In countries where abortion was illegal, though, women have been self-managing second-trimester medication abortion for a long time, too. Moseson has worked closely with activist groups in Latin America to document outcomes. Due to the sensitivity, “in many cases, we were securely transferred photographs of records,” she told me. In some, they even did physical handoffs. Out of 318 self-managed medication abortions at 13 to 24 weeks in the study, 76 percent were completed without any further medical intervention. For pregnancies before 12 weeks, that proportion is closer to 95 percent. All of the patients in the study who needed care got it without legal repercussions, despite various abortion restrictions in the countries. Overall, 95 percent of patients were able to end their pregnancy as they wanted. (The other 5 percent needed another medication abortion, continued their pregnancies, or did not follow up.) Moseson reiterated that medication abortion is very safe with the right health care.

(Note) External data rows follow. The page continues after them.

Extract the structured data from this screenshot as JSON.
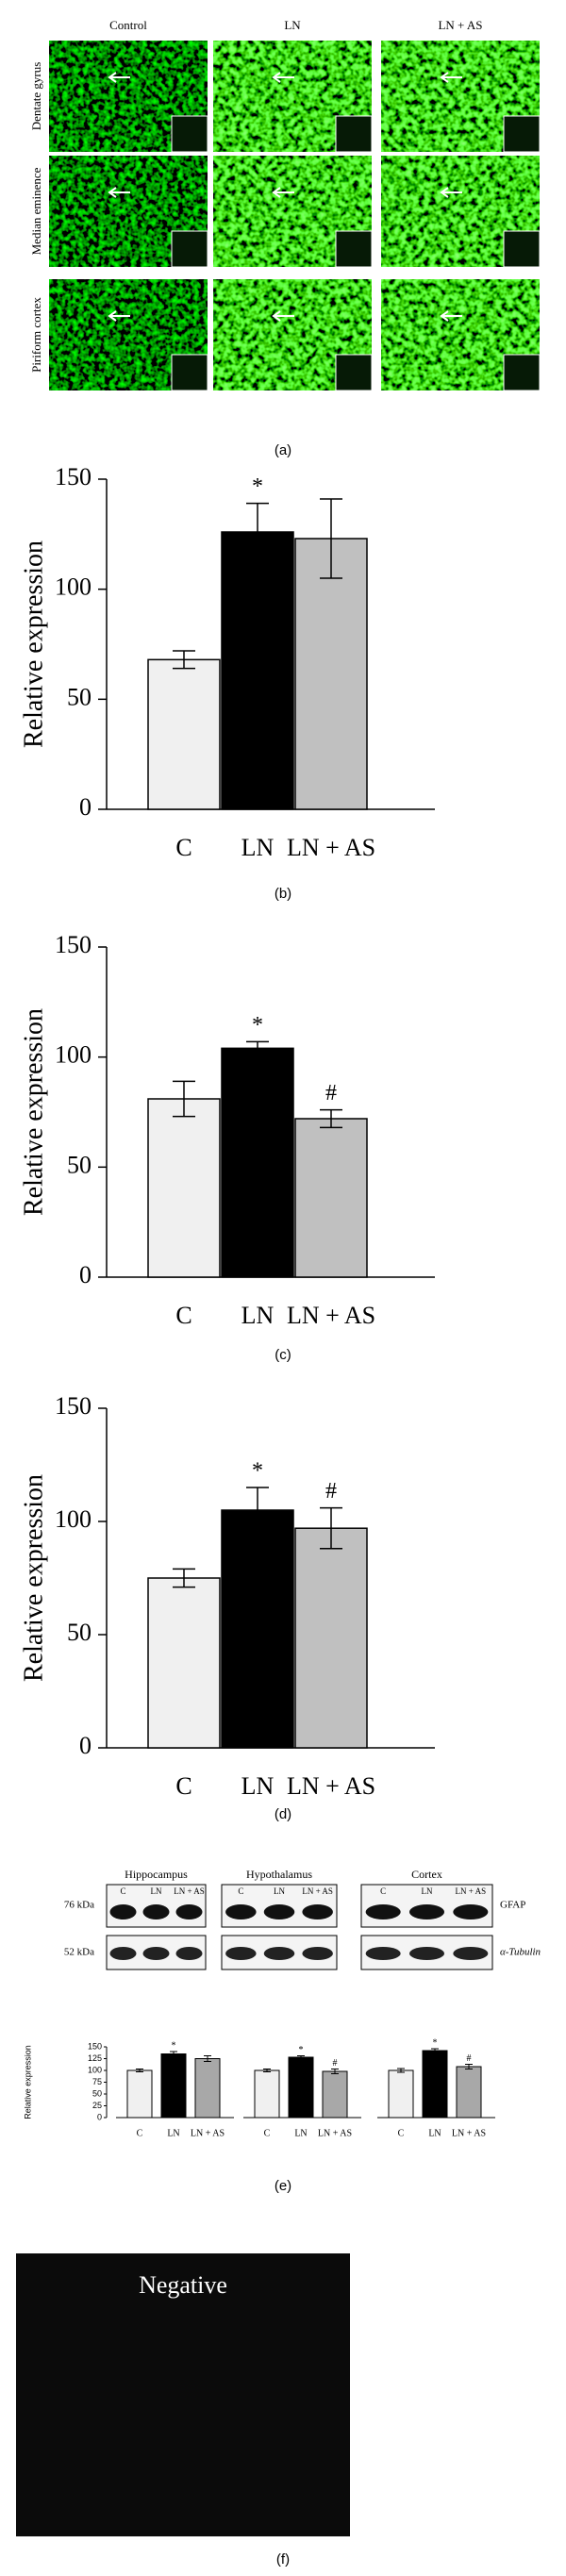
{
  "figure_a": {
    "columns": [
      "Control",
      "LN",
      "LN + AS"
    ],
    "rows": [
      "Dentate gyrus",
      "Median eminence",
      "Piriform cortex"
    ],
    "caption": "(a)"
  },
  "chart_data": [
    {
      "type": "bar",
      "caption": "(b)",
      "ylabel": "Relative expression",
      "categories": [
        "C",
        "LN",
        "LN + AS"
      ],
      "values": [
        68,
        126,
        123
      ],
      "errors": [
        4,
        13,
        18
      ],
      "markers": [
        null,
        "*",
        null
      ],
      "colors": [
        "#f0f0f0",
        "#000000",
        "#c0c0c0"
      ],
      "ylim": [
        0,
        150
      ],
      "yticks": [
        0,
        50,
        100,
        150
      ]
    },
    {
      "type": "bar",
      "caption": "(c)",
      "ylabel": "Relative expression",
      "categories": [
        "C",
        "LN",
        "LN + AS"
      ],
      "values": [
        81,
        104,
        72
      ],
      "errors": [
        8,
        3,
        4
      ],
      "markers": [
        null,
        "*",
        "#"
      ],
      "colors": [
        "#f0f0f0",
        "#000000",
        "#c0c0c0"
      ],
      "ylim": [
        0,
        150
      ],
      "yticks": [
        0,
        50,
        100,
        150
      ]
    },
    {
      "type": "bar",
      "caption": "(d)",
      "ylabel": "Relative expression",
      "categories": [
        "C",
        "LN",
        "LN + AS"
      ],
      "values": [
        75,
        105,
        97
      ],
      "errors": [
        4,
        10,
        9
      ],
      "markers": [
        null,
        "*",
        "#"
      ],
      "colors": [
        "#f0f0f0",
        "#000000",
        "#c0c0c0"
      ],
      "ylim": [
        0,
        150
      ],
      "yticks": [
        0,
        50,
        100,
        150
      ]
    },
    {
      "type": "grouped_bar",
      "caption": "(e)",
      "ylabel": "Relative expression",
      "categories": [
        "C",
        "LN",
        "LN + AS"
      ],
      "colors": [
        "#f0f0f0",
        "#000000",
        "#a8a8a8"
      ],
      "ylim": [
        0,
        150
      ],
      "yticks": [
        0,
        25,
        50,
        75,
        100,
        125,
        150
      ],
      "groups": [
        {
          "name": "Hippocampus",
          "values": [
            100,
            135,
            125
          ],
          "errors": [
            3,
            5,
            6
          ],
          "markers": [
            null,
            "*",
            null
          ]
        },
        {
          "name": "Hypothalamus",
          "values": [
            100,
            128,
            98
          ],
          "errors": [
            3,
            3,
            5
          ],
          "markers": [
            null,
            "*",
            "#"
          ]
        },
        {
          "name": "Cortex",
          "values": [
            100,
            142,
            108
          ],
          "errors": [
            4,
            4,
            5
          ],
          "markers": [
            null,
            "*",
            "#"
          ]
        }
      ]
    }
  ],
  "blots": {
    "sizes": [
      "76 kDa",
      "52 kDa"
    ],
    "proteins": [
      "GFAP",
      "α-Tubulin"
    ]
  },
  "negative": {
    "label": "Negative",
    "caption": "(f)"
  }
}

But in the U.S., access to that care is not always a given. Not only is abortion being banned—with laws that punish doctors—but it is in some cases being criminalized, with law enforcement prosecuting women, especially for ending late second- and third-trimester pregnancies. Since 2000, more than 60 women have been prosecuted for self-managed abortions or miscarriage, according to Jill Adams, the executive director of If/When/How, a reproductive-rights group that is studying these cases. The charges have included murder, drug possession, and failure to report an abortion. And it’s not just pregnant women themselves who are at legal risk: In Pennsylvania, a mother went to jail after purchasing online abortion pills for her pregnant teenage daughter.
In all the cases Adams could think of so far, the charges were eventually dropped, lessened, or overturned by a judge on appeal. “But by that point, someone’s life may have been upended,” she says. She pointed to the case of Purvi Patel, an Indiana woman sentenced to 20 years for feticide and child neglect after police uncovered text messages to a friend about abortion pills. Her conviction was overturned, but only after she’d spent three years in prison. Doctors may not be able be able distinguish between a medication abortion and miscarriage based on medical information, but law enforcement can try, casting a wide dragnet for clues about a person’s intent.
In 2020, a 15-year-old girl and her mother came into the New York City health center where Miranda Loh, who specializes in adolescent medicine, was then working. The girl had taken abortion pills she’d bought online to end her 15-week pregnancy five days earlier. Now she was in pain, with an umbilical cord protruding from her vagina. She was one of the patients who needed a surgical abortion to complete her second-trimester medication abortion. The procedure was entirely routine at that hospital, and she went home with antibiotics within 24 hours. Without this care, though, it could have turned into “a serious infection that could absolutely be life-threatening,” Loh told me.
“I think the biggest risk and threat that people face now that are seeking self-managed abortion, or abortion of any kind, is criminalization,” she added. In New York and in 2020, the girl and her mother could come to the hospital for care after an incomplete medication abortion. In much of the U.S. now in 2022, women may very well fear that’s no longer legally safe.